Per 35 U.S.C. §284, upon a finding of infringement, a patentee (owner of the patent) is entitled to damages adequate to compensate for the infringement in no event less than a reasonable royalty for the use made of the invention by the infringer. So, a reasonable royalty is the minimum measure of damage to which a patentee is entitled when infringement has been found.
A patent owner may recover as a measure of damages the royalty rate established by prior actual licenses for acts comparable to those engaged in by the infringer without authority. An established royalty rate is a uniform one freely negotiated and paid by a sufficient number of licensees. Rates agreed to under threat of suit or in settlement of litigation are not conclusive.

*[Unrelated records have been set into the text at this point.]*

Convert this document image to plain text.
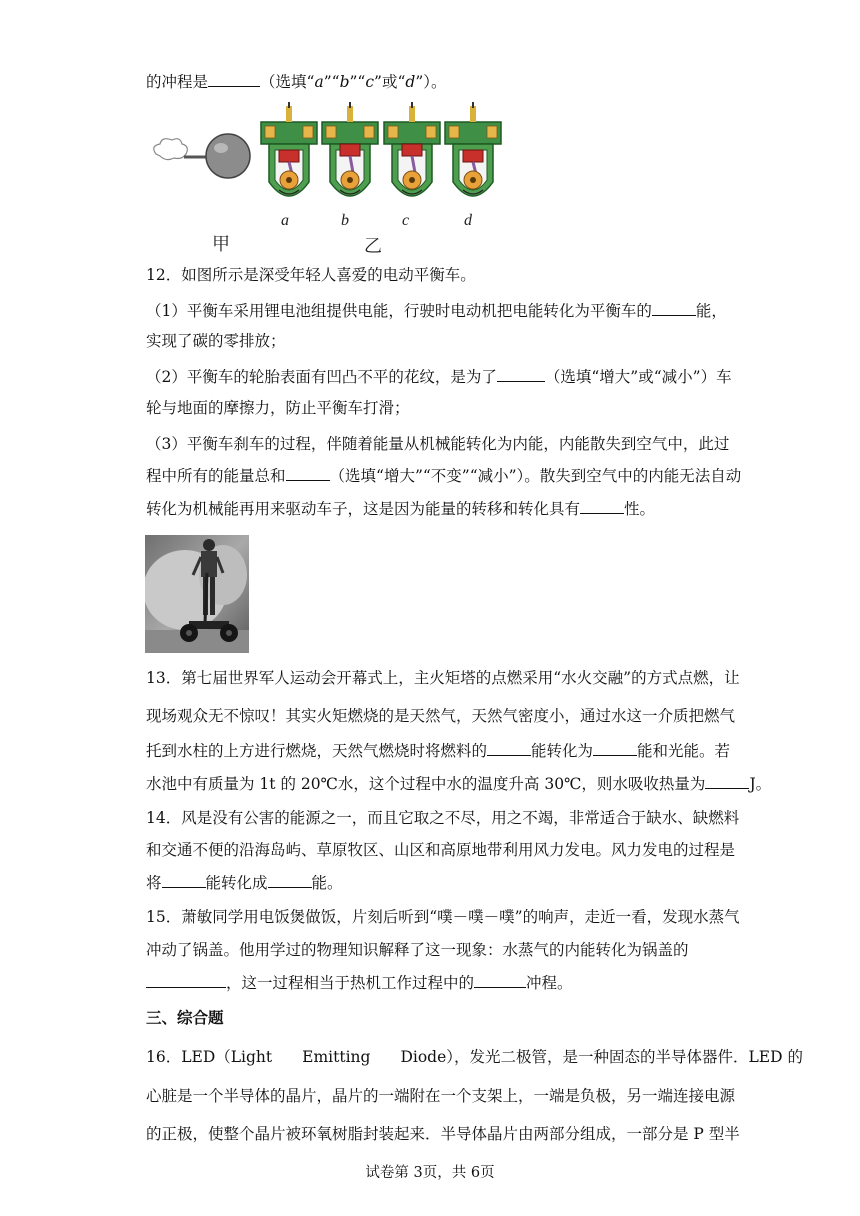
的冲程是	（选填“a”“b”“c”或“d”）。
a	b	c	d
甲	乙
12．如图所示是深受年轻人喜爱的电动平衡车。
（1）平衡车采用锂电池组提供电能，行驶时电动机把电能转化为平衡车的	能，
实现了碳的零排放；
（2）平衡车的轮胎表面有凹凸不平的花纹，是为了	（选填“增大”或“减小”）车
轮与地面的摩擦力，防止平衡车打滑；
（3）平衡车刹车的过程，伴随着能量从机械能转化为内能，内能散失到空气中，此过
程中所有的能量总和	（选填“增大”“不变”“减小”）。散失到空气中的内能无法自动
转化为机械能再用来驱动车子，这是因为能量的转移和转化具有	性。
13．第七届世界军人运动会开幕式上，主火矩塔的点燃采用“水火交融”的方式点燃，让
现场观众无不惊叹！其实火矩燃烧的是天然气，天然气密度小，通过水这一介质把燃气
托到水柱的上方进行燃烧，天然气燃烧时将燃料的	能转化为	能和光能。若
水池中有质量为 1t 的 20℃水，这个过程中水的温度升高 30℃，则水吸收热量为	J。
14．风是没有公害的能源之一，而且它取之不尽，用之不竭，非常适合于缺水、缺燃料
和交通不便的沿海岛屿、草原牧区、山区和高原地带利用风力发电。风力发电的过程是
将	能转化成	能。
15．萧敏同学用电饭煲做饭，片刻后听到“噗－噗－噗”的响声，走近一看，发现水蒸气
冲动了锅盖。他用学过的物理知识解释了这一现象：水蒸气的内能转化为锅盖的
，这一过程相当于热机工作过程中的	冲程。
三、综合题
16．LED（Light Emitting Diode），发光二极管，是一种固态的半导体器件．LED 的
心脏是一个半导体的晶片，晶片的一端附在一个支架上，一端是负极，另一端连接电源
的正极，使整个晶片被环氧树脂封装起来．半导体晶片由两部分组成，一部分是 P 型半
试卷第 3页，共 6页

The established royalty usually sets the minimum recovery by a patent owner for infringement; it does not necessarily set the maximum recovery. Such an established royalty does not preclude the patent owner from recovering a greater sum under a reasonably royalty theory where the established rate was unfairly depressed because the patent had not yet gained recognition or because of widespread infringement activity. However, existence of an established royalty does preclude the owner from proving a greater sum as lost profits. An owner who exploits his patent by offering nonexclusive licenses at an established rate cannot logically complain of lost sales in his capacity as manufacturer or seller.
The courts developed the reasonable royalty measure as a means for providing a just recovery to a patent owner who could not, for evidentiary or other reasons, prove lost profits or an established royalty. Over time, 35 USC Section 284 evolved from this case law and now expressly provides the court shall award the successful claimant “in no event less than a reasonable royalty.”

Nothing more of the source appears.